525 views Asked by At

We have a problem with a regular expression on hive. We need to exclude the numbers with +37 or 0037 at the beginning of the record (it could be a false result on the regex like) and without letters or space.

We're trying with this one: regexp_like(tel_number,'^\+37|^0037+[a-zA-ZÀÈÌÒÙ ]') but it doesn't work.

Edit: we want it to come out from the select as true (correct number) or false.

3

There are 3 answers

3
leftjoin On BEST ANSWER

To exclude numbers which start with +01 0r +001 or +0001 and having only digits without spaces or letters:

... WHERE tel_number NOT rlike '^\\+0{1,3}1\\d+$'

Special characters like + and character classes like \d in Hive should be escaped using double-slash: \\+ and \\d.

0
Manuel Batsching On

The general question is, if you want to describe a malformed telephone number in your regex and exclude everything that matches the pattern or if you want to describe a well-formed telephone number and include everything that matches the pattern.

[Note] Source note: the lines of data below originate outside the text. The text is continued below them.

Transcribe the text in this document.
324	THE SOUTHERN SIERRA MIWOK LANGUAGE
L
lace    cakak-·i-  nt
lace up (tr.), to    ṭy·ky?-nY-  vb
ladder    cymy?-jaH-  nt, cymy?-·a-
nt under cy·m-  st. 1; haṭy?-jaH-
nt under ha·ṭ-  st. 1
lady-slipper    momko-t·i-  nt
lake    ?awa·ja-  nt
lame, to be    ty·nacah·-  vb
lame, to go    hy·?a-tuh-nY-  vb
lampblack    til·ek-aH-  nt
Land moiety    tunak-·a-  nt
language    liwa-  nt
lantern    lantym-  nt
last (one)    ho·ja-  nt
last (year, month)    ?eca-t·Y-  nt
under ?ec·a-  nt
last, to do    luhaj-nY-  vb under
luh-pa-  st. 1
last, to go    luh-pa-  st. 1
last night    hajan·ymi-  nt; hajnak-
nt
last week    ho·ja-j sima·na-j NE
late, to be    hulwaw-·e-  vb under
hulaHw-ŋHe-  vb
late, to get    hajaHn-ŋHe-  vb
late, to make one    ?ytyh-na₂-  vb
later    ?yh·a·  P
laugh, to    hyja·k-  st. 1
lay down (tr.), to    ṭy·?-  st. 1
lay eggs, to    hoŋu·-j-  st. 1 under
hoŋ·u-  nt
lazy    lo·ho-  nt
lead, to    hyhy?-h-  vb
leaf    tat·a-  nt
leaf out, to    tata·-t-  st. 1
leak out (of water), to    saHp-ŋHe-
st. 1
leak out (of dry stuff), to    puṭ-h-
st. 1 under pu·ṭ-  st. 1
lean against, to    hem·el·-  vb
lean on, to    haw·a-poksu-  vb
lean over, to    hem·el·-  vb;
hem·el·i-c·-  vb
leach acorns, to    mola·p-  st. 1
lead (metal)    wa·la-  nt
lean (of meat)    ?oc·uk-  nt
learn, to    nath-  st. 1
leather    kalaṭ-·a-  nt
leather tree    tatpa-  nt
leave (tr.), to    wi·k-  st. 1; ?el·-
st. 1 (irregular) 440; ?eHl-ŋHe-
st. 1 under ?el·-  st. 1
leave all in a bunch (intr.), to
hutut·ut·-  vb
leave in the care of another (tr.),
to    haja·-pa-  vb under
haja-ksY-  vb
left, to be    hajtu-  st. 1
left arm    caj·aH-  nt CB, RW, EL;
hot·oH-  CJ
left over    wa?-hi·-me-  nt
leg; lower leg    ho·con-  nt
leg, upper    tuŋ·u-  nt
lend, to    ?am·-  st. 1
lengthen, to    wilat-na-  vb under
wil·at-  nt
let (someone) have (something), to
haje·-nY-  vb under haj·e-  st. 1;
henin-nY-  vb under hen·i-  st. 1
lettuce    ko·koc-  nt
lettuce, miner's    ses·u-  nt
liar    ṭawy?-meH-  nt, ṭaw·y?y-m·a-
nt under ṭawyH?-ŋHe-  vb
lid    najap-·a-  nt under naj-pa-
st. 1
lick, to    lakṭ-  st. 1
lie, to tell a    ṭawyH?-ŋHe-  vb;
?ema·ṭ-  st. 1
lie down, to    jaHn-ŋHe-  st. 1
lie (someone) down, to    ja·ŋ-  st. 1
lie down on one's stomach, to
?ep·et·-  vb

Which way to go, depends on your scenario. From what I understand of your requirements, adding "not starting with 0037 or +37" as a condition to a well-formed telephone number could be a good approach.

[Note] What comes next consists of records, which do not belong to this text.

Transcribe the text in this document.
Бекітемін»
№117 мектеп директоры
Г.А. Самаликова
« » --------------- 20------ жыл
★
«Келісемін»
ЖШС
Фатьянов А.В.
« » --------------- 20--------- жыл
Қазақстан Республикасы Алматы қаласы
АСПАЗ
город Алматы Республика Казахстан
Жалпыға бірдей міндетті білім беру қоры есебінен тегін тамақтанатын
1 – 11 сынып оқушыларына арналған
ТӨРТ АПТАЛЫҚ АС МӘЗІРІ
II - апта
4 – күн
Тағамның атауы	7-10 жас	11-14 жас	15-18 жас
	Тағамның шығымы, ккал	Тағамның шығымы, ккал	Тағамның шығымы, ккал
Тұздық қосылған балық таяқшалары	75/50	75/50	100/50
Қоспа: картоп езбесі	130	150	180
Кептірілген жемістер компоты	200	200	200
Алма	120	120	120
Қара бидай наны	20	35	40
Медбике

The pattern would be like this:

  1. Your number can start with either + or 00: ^(\+|00)

  2. It cannot be followed by a 37 which in regex can be expressed by the following set of alternatives:

    a. It is followed first by a 3 then by anything but 7: 3[0-689]

    b. It is followed first by anything but 3 then by any number: [0-24-9]\d

  3. After that there is a sequence of numbers of undefined length (at least one) until the end of the string: \d+$

Putting everything together:

^(\+|00)(3[0-689]|[0-24-9]\d)\d+$

You can play with this regex here and see if this fits your needs: https://regex101.com/r/KK5rjE/3

Note: as leftjoin has pointed out: To use this regex in hive you might need to additionally escape the backslashes \ in the pattern.

0
Wiktor Stribiżew On

You can use

regexp_like(tel_number,'^(?!\\+37|0037)\\+?\\d+$')

See the regex demo. Details:

  • ^ - start of string
  • (?!\+37|0037) - a negative lookahead that fails the match if there is +37 or 0037 immediately to the right of the current location
  • \+? - an optional + sign
  • \d+ - one or more digits
  • $ - end of string.